Indeed, the very obsession that some of the opportunistic coalitions have with shutting the ANC out, demonstrates not merely how much they hate the ANC but also how much they fear the (power of the) ANC. And yet the reasons  why the ANC failed to reach 50% this time around must be sought not so much among the 12.5 million who voted but among the 27 million who did not vote. Theoretically therefore, a 40% increase in voter turnout would have most likely delivered the ANC again.

This means, that in the main, voters did not turn against (as in voting for someone else) their parties by not turning up and not registering to vote, they turned away from their parties and the electoral system as a whole. While the effect appears to be the same, there is to my mind, a world of difference between turning against and turning away. The one who turns against still cares but chances are that the one who turns away has stopped caring.

South Africans may be engaged in a massive disengagement from the 1994 political project. If the 12.5 million have already used their voting power, who knows how the 27 million will choose to use their new-found power of abstention – now that they might not feel beholden to municipal governments?  Should my reading be correct, the “insurrection” or “economic sabotage” that we witnessed in July may become like the proverbial Sunday school picnic.

In an earlier article I suggested that the real thuma mina task now belongs to those who will go and activate the 27 millions voters who turned away from the elections.  But I wish to amend that. The 27 million are indeed waiting for better service delivery. They are also waiting for an end to corruption, but they are not necessarily waiting to be reactivated back into becoming anybody’s “voting cows”.
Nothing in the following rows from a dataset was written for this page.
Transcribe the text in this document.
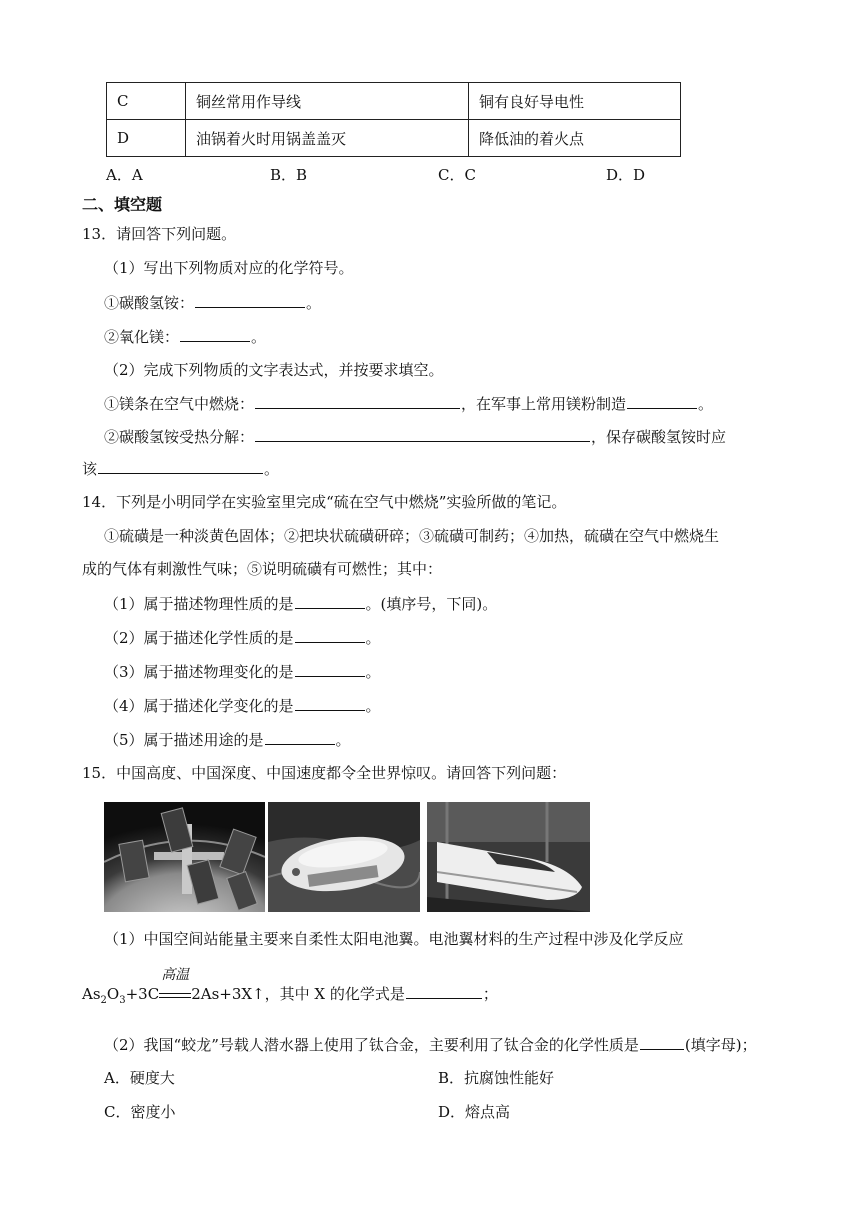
C	铜丝常用作导线	铜有良好导电性
D	油锅着火时用锅盖盖灭	降低油的着火点
A．A	B．B	C．C	D．D
二、填空题
13．请回答下列问题。
（1）写出下列物质对应的化学符号。
①碳酸氢铵：	。
②氧化镁：	。
（2）完成下列物质的文字表达式，并按要求填空。
①镁条在空气中燃烧：	，在军事上常用镁粉制造	。
②碳酸氢铵受热分解：	，保存碳酸氢铵时应
该	。
14．下列是小明同学在实验室里完成“硫在空气中燃烧”实验所做的笔记。
①硫磺是一种淡黄色固体；②把块状硫磺研碎；③硫磺可制药；④加热，硫磺在空气中燃烧生
成的气体有刺激性气味；⑤说明硫磺有可燃性；其中：
（1）属于描述物理性质的是	。(填序号，下同)。
（2）属于描述化学性质的是	。
（3）属于描述物理变化的是	。
（4）属于描述化学变化的是	。
（5）属于描述用途的是	。
15．中国高度、中国深度、中国速度都令全世界惊叹。请回答下列问题：
（1）中国空间站能量主要来自柔性太阳电池翼。电池翼材料的生产过程中涉及化学反应
$As_2O_3+3C$
高温
2As+3X↑，其中 X 的化学式是	；
（2）我国“蛟龙”号载人潜水器上使用了钛合金，主要利用了钛合金的化学性质是	(填字母)；
A．硬度大	B．抗腐蚀性能好
C．密度小	D．熔点高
In my view, it is the 27 million who have checked out of our electoral system that are redefining our political landscape, not the 12.5 million who voted. This reality is of massive significance if we are to appreciate the meaning of the moment we are traversing as a country.

A new political reality is being born. I am not convinced that South African political parties appreciate this reality deeply enough. Ours is a time of profound disenchantment and disillusionment with the 1994 political and electoral
system. Slowly South Africans are reaching consensus about the political reality they do not want, but they are yet to define the reality they want.